The film is a masterpiece of mood and atmosphere, dynamically drawn into an electrifying whole by Fosse’s inventive direction, and bolstered by the sensational, Oscar-winning performances of Joel Grey as a leering, demonic Emcee, and Liza Minnelli as Sally Bowles, stepping out of her mother’s shadow to project her own unique brand of star power. A timeless classic of any genre!
Some would argue that it's the last great musical -- and certainly the cult status acquired over the years by Bob Fosse’s memorable CABARET looks unlikely to be matched by any new film in the genre (although a movie of Chicago is in the works). Those who have only seen it panned and scanned on TV are in for some revelations with this 30th anniversary special edition. The wonderfully sleazy choreography of such numbers as Mein Herr absolutely demands the full widescreen image (as here) to do justice to those highly influential compositions (how many girls in suspenders and stockings have you seen awkwardly draped over chairs since this film appeared?). The performances are as powerful today as ever: Minnelli is as affecting, and Joel Gray's Emcee remains wonderfully reptilian but curiously likeable. But is the extras on this DVD that make it such a collector's item: a contemporary documentary made at the time of film's release, a new documentary, reminiscences of the film’s stars and creators and 40 pages of production notes and trivia. Come to the cabaret? It's an invitation you can't refuse.
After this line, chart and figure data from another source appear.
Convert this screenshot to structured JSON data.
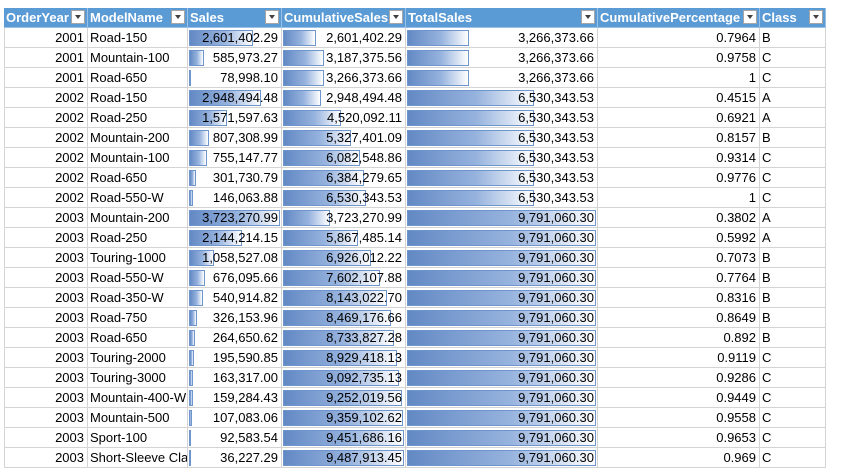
{
  "headers": [
    "OrderYear",
    "ModelName",
    "Sales",
    "CumulativeSales",
    "TotalSales",
    "CumulativePercentage",
    "Class"
  ],
  "rows": [
    {
      "year": "2001",
      "model": "Road-150",
      "sales": "2,601,402.29",
      "sales_frac": 0.7,
      "cum": "2,601,402.29",
      "cum_frac": 0.27,
      "total": "3,266,373.66",
      "total_frac": 0.33,
      "pct": "0.7964",
      "cls": "B"
    },
    {
      "year": "2001",
      "model": "Mountain-100",
      "sales": "585,973.27",
      "sales_frac": 0.16,
      "cum": "3,187,375.56",
      "cum_frac": 0.34,
      "total": "3,266,373.66",
      "total_frac": 0.33,
      "pct": "0.9758",
      "cls": "C"
    },
    {
      "year": "2001",
      "model": "Road-650",
      "sales": "78,998.10",
      "sales_frac": 0.02,
      "cum": "3,266,373.66",
      "cum_frac": 0.34,
      "total": "3,266,373.66",
      "total_frac": 0.33,
      "pct": "1",
      "cls": "C"
    },
    {
      "year": "2002",
      "model": "Road-150",
      "sales": "2,948,494.48",
      "sales_frac": 0.79,
      "cum": "2,948,494.48",
      "cum_frac": 0.31,
      "total": "6,530,343.53",
      "total_frac": 0.67,
      "pct": "0.4515",
      "cls": "A"
    },
    {
      "year": "2002",
      "model": "Road-250",
      "sales": "1,571,597.63",
      "sales_frac": 0.42,
      "cum": "4,520,092.11",
      "cum_frac": 0.48,
      "total": "6,530,343.53",
      "total_frac": 0.67,
      "pct": "0.6921",
      "cls": "A"
    },
    {
      "year": "2002",
      "model": "Mountain-200",
      "sales": "807,308.99",
      "sales_frac": 0.22,
      "cum": "5,327,401.09",
      "cum_frac": 0.56,
      "total": "6,530,343.53",
      "total_frac": 0.67,
      "pct": "0.8157",
      "cls": "B"
    },
    {
      "year": "2002",
      "model": "Mountain-100",
      "sales": "755,147.77",
      "sales_frac": 0.2,
      "cum": "6,082,548.86",
      "cum_frac": 0.64,
      "total": "6,530,343.53",
      "total_frac": 0.67,
      "pct": "0.9314",
      "cls": "C"
    },
    {
      "year": "2002",
      "model": "Road-650",
      "sales": "301,730.79",
      "sales_frac": 0.08,
      "cum": "6,384,279.65",
      "cum_frac": 0.67,
      "total": "6,530,343.53",
      "total_frac": 0.67,
      "pct": "0.9776",
      "cls": "C"
    },
    {
      "year": "2002",
      "model": "Road-550-W",
      "sales": "146,063.88",
      "sales_frac": 0.04,
      "cum": "6,530,343.53",
      "cum_frac": 0.69,
      "total": "6,530,343.53",
      "total_frac": 0.67,
      "pct": "1",
      "cls": "C"
    },
    {
      "year": "2003",
      "model": "Mountain-200",
      "sales": "3,723,270.99",
      "sales_frac": 1.0,
      "cum": "3,723,270.99",
      "cum_frac": 0.39,
      "total": "9,791,060.30",
      "total_frac": 1.0,
      "pct": "0.3802",
      "cls": "A"
    },
    {
      "year": "2003",
      "model": "Road-250",
      "sales": "2,144,214.15",
      "sales_frac": 0.58,
      "cum": "5,867,485.14",
      "cum_frac": 0.62,
      "total": "9,791,060.30",
      "total_frac": 1.0,
      "pct": "0.5992",
      "cls": "A"
    },
    {
      "year": "2003",
      "model": "Touring-1000",
      "sales": "1,058,527.08",
      "sales_frac": 0.28,
      "cum": "6,926,012.22",
      "cum_frac": 0.73,
      "total": "9,791,060.30",
      "total_frac": 1.0,
      "pct": "0.7073",
      "cls": "B"
    },
    {
      "year": "2003",
      "model": "Road-550-W",
      "sales": "676,095.66",
      "sales_frac": 0.18,
      "cum": "7,602,107.88",
      "cum_frac": 0.8,
      "total": "9,791,060.30",
      "total_frac": 1.0,
      "pct": "0.7764",
      "cls": "B"
    },
    {
      "year": "2003",
      "model": "Road-350-W",
      "sales": "540,914.82",
      "sales_frac": 0.15,
      "cum": "8,143,022.70",
      "cum_frac": 0.86,
      "total": "9,791,060.30",
      "total_frac": 1.0,
      "pct": "0.8316",
      "cls": "B"
    },
    {
      "year": "2003",
      "model": "Road-750",
      "sales": "326,153.96",
      "sales_frac": 0.09,
      "cum": "8,469,176.66",
      "cum_frac": 0.89,
      "total": "9,791,060.30",
      "total_frac": 1.0,
      "pct": "0.8649",
      "cls": "B"
    },
    {
      "year": "2003",
      "model": "Road-650",
      "sales": "264,650.62",
      "sales_frac": 0.07,
      "cum": "8,733,827.28",
      "cum_frac": 0.92,
      "total": "9,791,060.30",
      "total_frac": 1.0,
      "pct": "0.892",
      "cls": "B"
    },
    {
      "year": "2003",
      "model": "Touring-2000",
      "sales": "195,590.85",
      "sales_frac": 0.05,
      "cum": "8,929,418.13",
      "cum_frac": 0.94,
      "total": "9,791,060.30",
      "total_frac": 1.0,
      "pct": "0.9119",
      "cls": "C"
    },
    {
      "year": "2003",
      "model": "Touring-3000",
      "sales": "163,317.00",
      "sales_frac": 0.04,
      "cum": "9,092,735.13",
      "cum_frac": 0.96,
      "total": "9,791,060.30",
      "total_frac": 1.0,
      "pct": "0.9286",
      "cls": "C"
    },
    {
      "year": "2003",
      "model": "Mountain-400-W",
      "sales": "159,284.43",
      "sales_frac": 0.04,
      "cum": "9,252,019.56",
      "cum_frac": 0.98,
      "total": "9,791,060.30",
      "total_frac": 1.0,
      "pct": "0.9449",
      "cls": "C"
    },
    {
      "year": "2003",
      "model": "Mountain-500",
      "sales": "107,083.06",
      "sales_frac": 0.03,
      "cum": "9,359,102.62",
      "cum_frac": 0.99,
      "total": "9,791,060.30",
      "total_frac": 1.0,
      "pct": "0.9558",
      "cls": "C"
    },
    {
      "year": "2003",
      "model": "Sport-100",
      "sales": "92,583.54",
      "sales_frac": 0.02,
      "cum": "9,451,686.16",
      "cum_frac": 1.0,
      "total": "9,791,060.30",
      "total_frac": 1.0,
      "pct": "0.9653",
      "cls": "C"
    },
    {
      "year": "2003",
      "model": "Short-Sleeve Classic Jersey",
      "sales": "36,227.29",
      "sales_frac": 0.01,
      "cum": "9,487,913.45",
      "cum_frac": 1.0,
      "total": "9,791,060.30",
      "total_frac": 1.0,
      "pct": "0.969",
      "cls": "C"
    }
  ],
  "colors": {
    "header_bg": "#5b9bd5",
    "header_text": "#ffffff",
    "databar": "#638ec6",
    "gridline": "#d4d4d4"
  },
  "icons": {
    "filter": "filter-dropdown-icon"
  }
}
Tell me, where else will you get the immense privilege of viewing Michael York, flexing his muscles and asking 'does my body drive you wild with desire?' Well, if that alone does not attract you like a moth to the flame to this flamboyant, sinister and fantastically extravagant musical; then maybe the fantastic performance by Liza Minelli, or the dynamic choreography of Bob Fosse will?
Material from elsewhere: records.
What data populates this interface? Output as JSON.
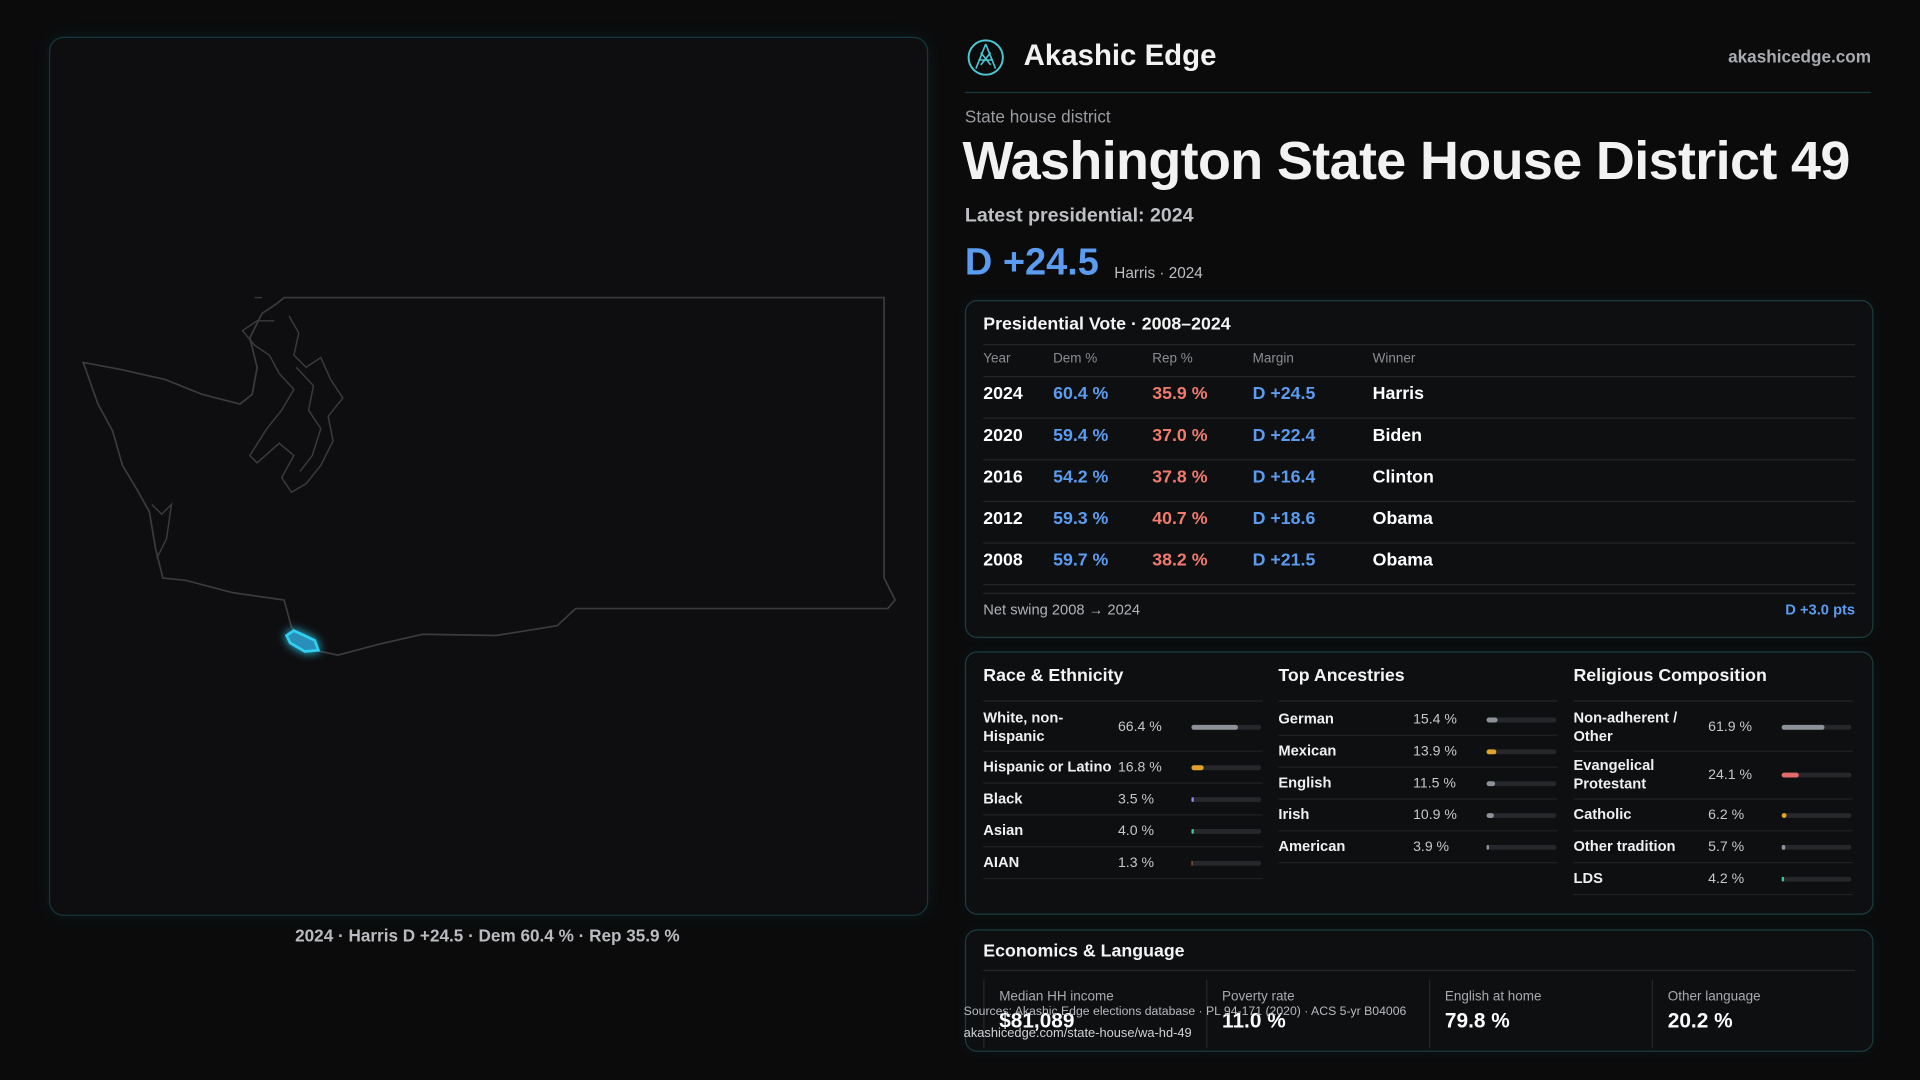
{
  "brand": {
    "name": "Akashic Edge",
    "site": "akashicedge.com"
  },
  "header": {
    "kicker": "State house district",
    "title": "Washington State House District 49",
    "latest": "Latest presidential: 2024",
    "margin": "D +24.5",
    "margin_note": "Harris · 2024"
  },
  "map": {
    "caption": "2024 · Harris D +24.5 · Dem 60.4 % · Rep 35.9 %"
  },
  "presidential": {
    "title": "Presidential Vote · 2008–2024",
    "columns": [
      "Year",
      "Dem %",
      "Rep %",
      "Margin",
      "Winner"
    ],
    "rows": [
      [
        "2024",
        "60.4 %",
        "35.9 %",
        "D +24.5",
        "Harris"
      ],
      [
        "2020",
        "59.4 %",
        "37.0 %",
        "D +22.4",
        "Biden"
      ],
      [
        "2016",
        "54.2 %",
        "37.8 %",
        "D +16.4",
        "Clinton"
      ],
      [
        "2012",
        "59.3 %",
        "40.7 %",
        "D +18.6",
        "Obama"
      ],
      [
        "2008",
        "59.7 %",
        "38.2 %",
        "D +21.5",
        "Obama"
      ]
    ],
    "swing_label": "Net swing 2008 → 2024",
    "swing_value": "D +3.0 pts"
  },
  "demographics": {
    "bar_range": [
      0,
      100
    ],
    "sections": [
      {
        "title": "Race & Ethnicity",
        "rows": [
          {
            "label": "White, non-Hispanic",
            "value": 66.4,
            "value_label": "66.4 %",
            "color": "#8d929a"
          },
          {
            "label": "Hispanic or Latino",
            "value": 16.8,
            "value_label": "16.8 %",
            "color": "#e3a22e"
          },
          {
            "label": "Black",
            "value": 3.5,
            "value_label": "3.5 %",
            "color": "#8c7fe6"
          },
          {
            "label": "Asian",
            "value": 4.0,
            "value_label": "4.0 %",
            "color": "#3cc39a"
          },
          {
            "label": "AIAN",
            "value": 1.3,
            "value_label": "1.3 %",
            "color": "#a4552f"
          }
        ]
      },
      {
        "title": "Top Ancestries",
        "rows": [
          {
            "label": "German",
            "value": 15.4,
            "value_label": "15.4 %",
            "color": "#8d929a"
          },
          {
            "label": "Mexican",
            "value": 13.9,
            "value_label": "13.9 %",
            "color": "#e3a22e"
          },
          {
            "label": "English",
            "value": 11.5,
            "value_label": "11.5 %",
            "color": "#8d929a"
          },
          {
            "label": "Irish",
            "value": 10.9,
            "value_label": "10.9 %",
            "color": "#8d929a"
          },
          {
            "label": "American",
            "value": 3.9,
            "value_label": "3.9 %",
            "color": "#8d929a"
          }
        ]
      },
      {
        "title": "Religious Composition",
        "rows": [
          {
            "label": "Non-adherent / Other",
            "value": 61.9,
            "value_label": "61.9 %",
            "color": "#8d929a"
          },
          {
            "label": "Evangelical Protestant",
            "value": 24.1,
            "value_label": "24.1 %",
            "color": "#e26a6a"
          },
          {
            "label": "Catholic",
            "value": 6.2,
            "value_label": "6.2 %",
            "color": "#e3a22e"
          },
          {
            "label": "Other tradition",
            "value": 5.7,
            "value_label": "5.7 %",
            "color": "#8d929a"
          },
          {
            "label": "LDS",
            "value": 4.2,
            "value_label": "4.2 %",
            "color": "#3cc39a"
          }
        ]
      }
    ]
  },
  "economics": {
    "title": "Economics & Language",
    "stats": [
      {
        "label": "Median HH income",
        "value": "$81,089"
      },
      {
        "label": "Poverty rate",
        "value": "11.0 %"
      },
      {
        "label": "English at home",
        "value": "79.8 %"
      },
      {
        "label": "Other language",
        "value": "20.2 %"
      }
    ]
  },
  "footer": {
    "sources": "Sources: Akashic Edge elections database · PL 94-171 (2020) · ACS 5-yr B04006",
    "url": "akashicedge.com/state-house/wa-hd-49"
  }
}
Set in a turbulent (and often seedy) Germany, the main character Sally Bowles (played by Minelli) will have you gawping in awe at her outrageous costumes and even more outrageous comments, as she shocks and sings her way through a rocky relationship with English teacher Brian, (York). There's no denying that the musical numbers in this movie are inspiringly dynamic and hugely fun to watch, but the underlying messages that the film displays in a rising Nazi Germany are still as intriguing and powerful as ever.
Not the proud owner of a copy? Get one! Not seen this movie? You haven't lived!